Your focus now: prevention. Weak hip abductors—those are the muscles on the outside of your hips, and they’re responsible for pulling your thighs away from your body—can affect the way you walk. These tips and exercises for a healthy gait can help.
Another great way to help yourself: Aim for good total-body alignment throughout your entire day, whether you’re standing in line at the grocery store, walking for fun, or taking a SilverSneakers class.
If Your Shoulders or Hips Dip—or You Experience Pain
That’s a sign of Trendelenburg gait, which means your hips aren’t level as you walk. Instead, they may swing like a bell from side to side, putting stress on your knee joints and making walking painful.
That’s also a sign to talk to your doctor. Trendelenburg gait is a walking pattern that’s often seen in older adults who need or have recently undergone a hip replacement. In some cases, changes in your walking pattern may be caused by neurological issues instead, like Parkinson’s disease or dementia.

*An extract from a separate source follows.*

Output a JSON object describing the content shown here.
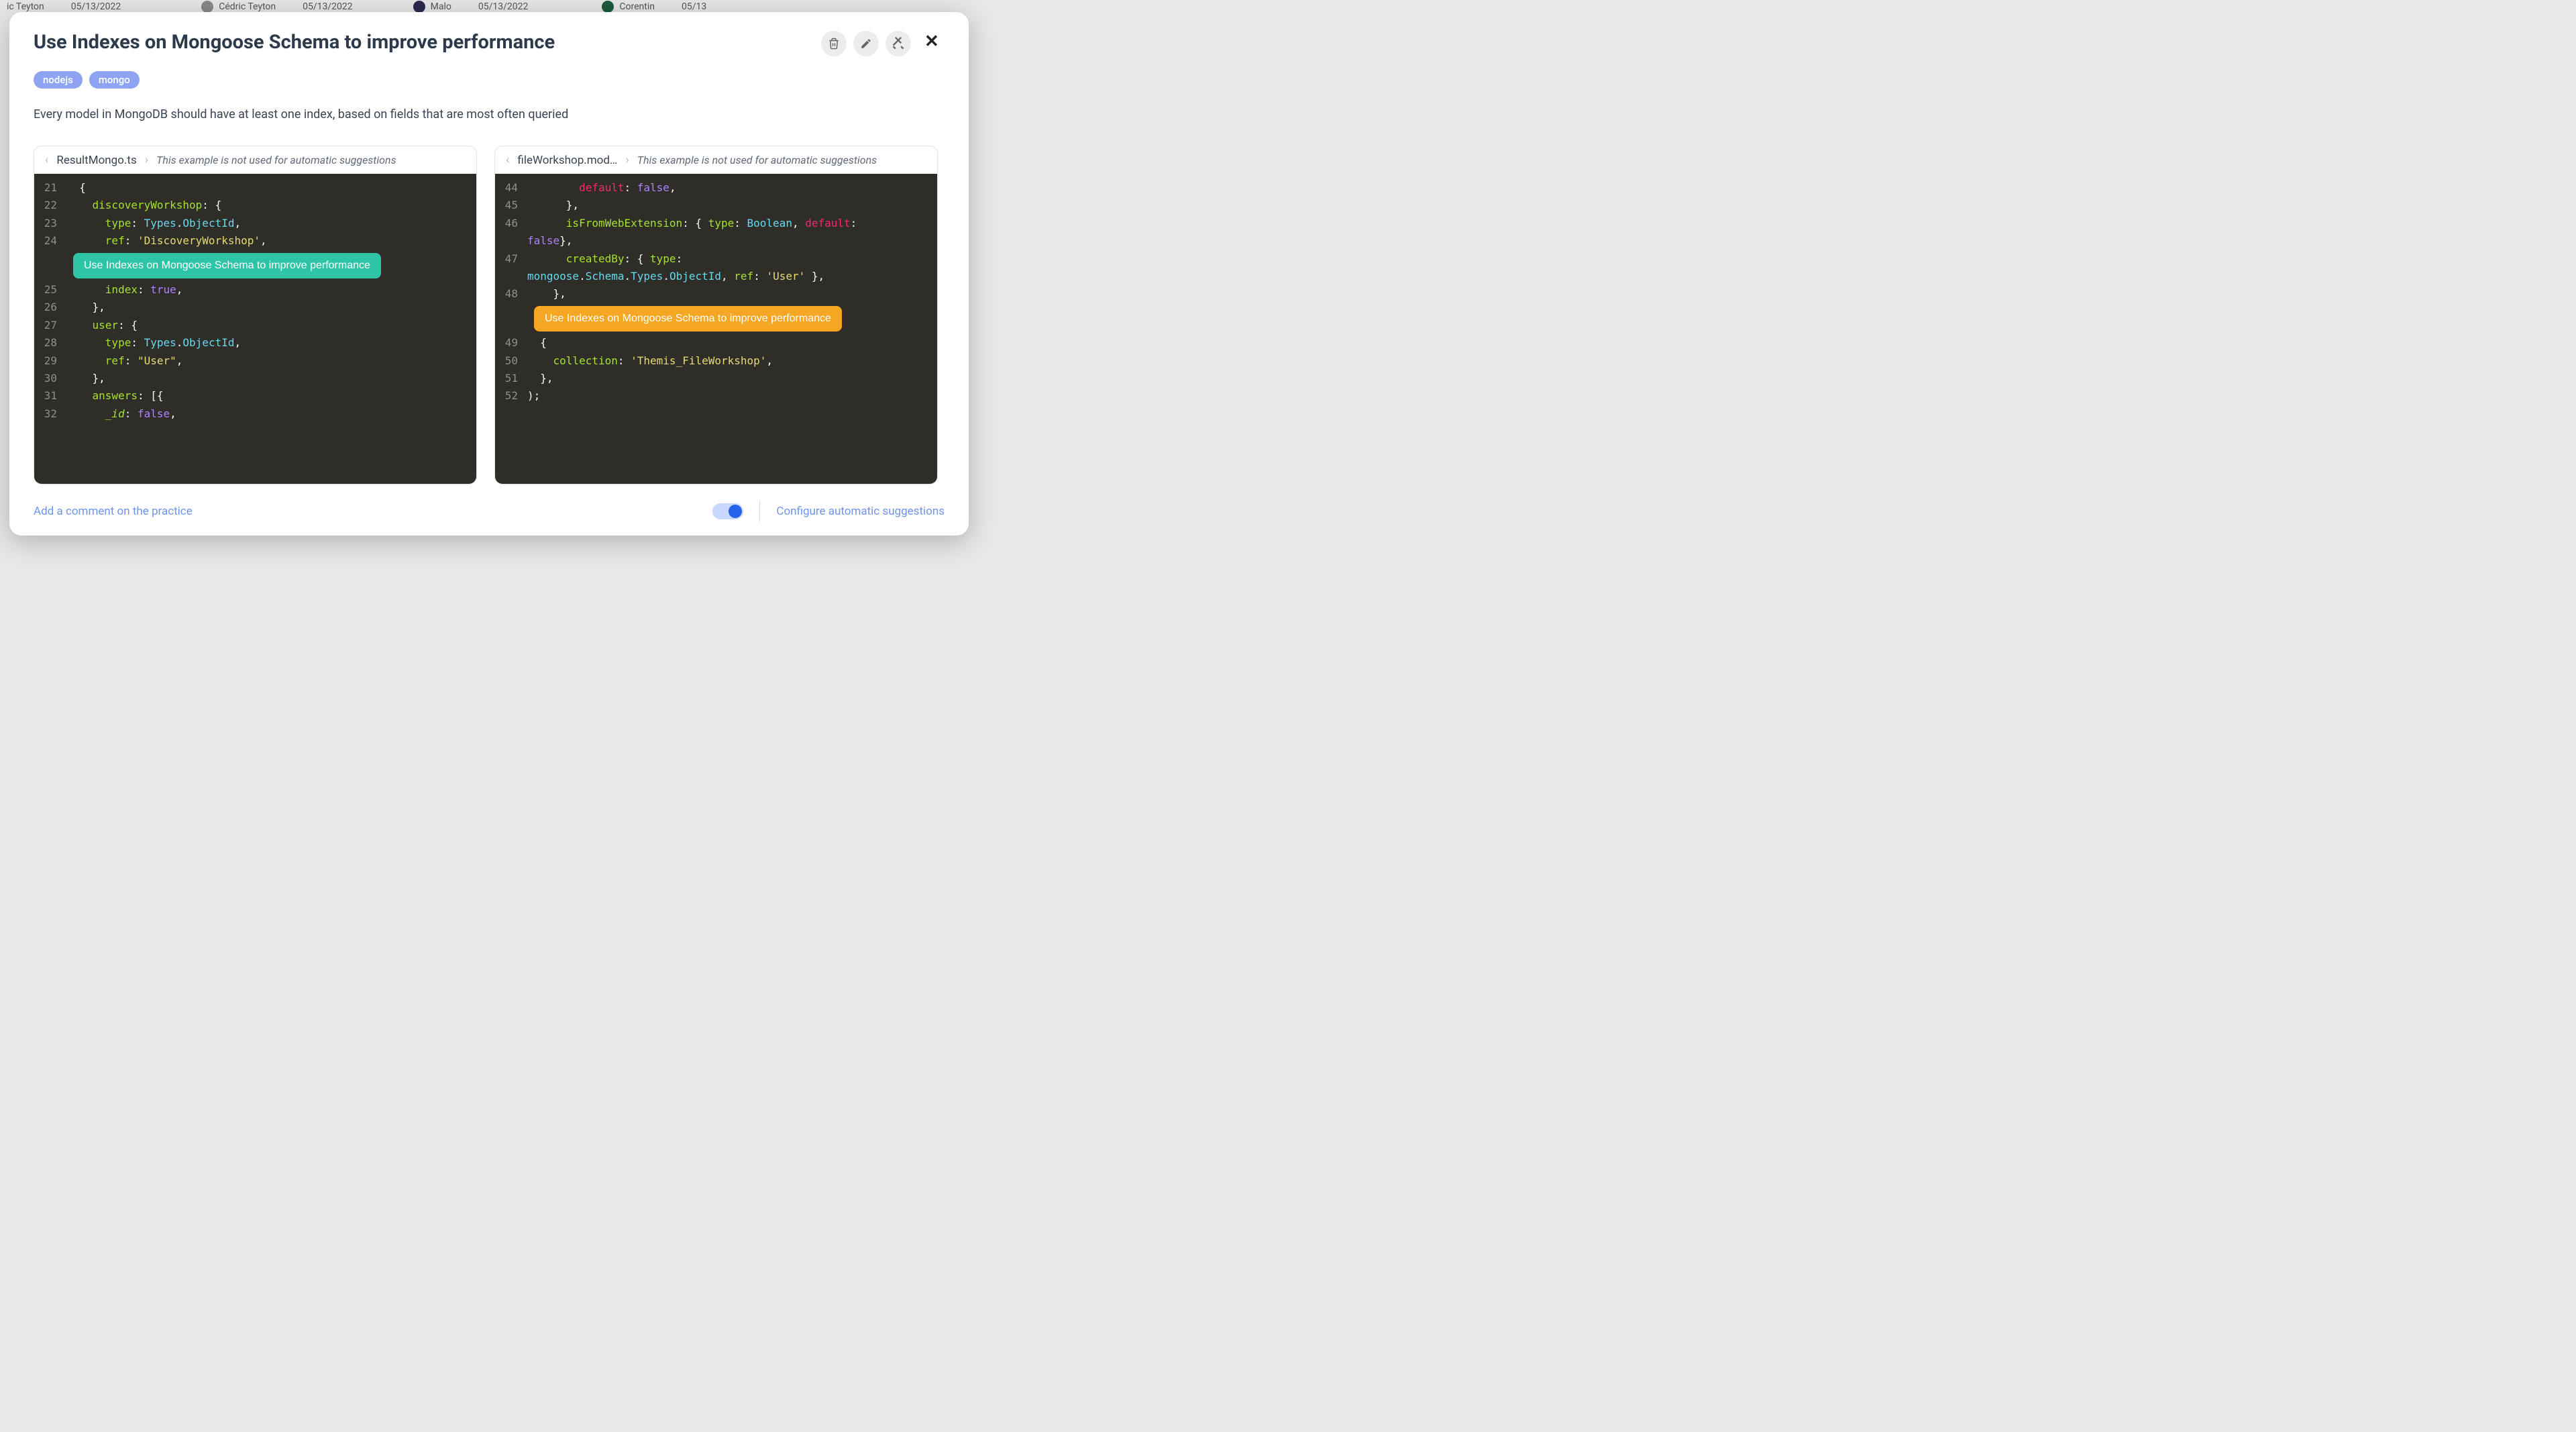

Your doctor can determine if there’s an issue, what it is, and the best next steps. To make a conversation easier, let your doctor know any:
- Conditions you have or if you’ve had any medical events like a stroke or serious injuries
- Medications you take, including prescriptions, over-the-counter drugs, and supplements
- Symptoms you’ve noticed, such as pain, vision problems, or balance issues
If You Have Balance Issues, Have Had Hip Replacement Surgery, or Weren’t Able to Take the Test
Afraid to move because you might fall or injure yourself? Or perhaps you’ve previously fallen or had surgery, but aren’t sure what’s safe for you. It turns out, staying as active as you can may be the best thing you do for your health—and your confidence. The key is working with your doctor to find the right plan for you.
Start by talking to your doctor about your current health and any medications you take. Ask these questions:
- Do I need additional medical treatment or physical therapy?
- When can I start exercising on my own again?
- What types of exercise are appropriate for me, and what types should I avoid? For example, if you have arthritis, check out the dos and don’ts of exercising with arthritis.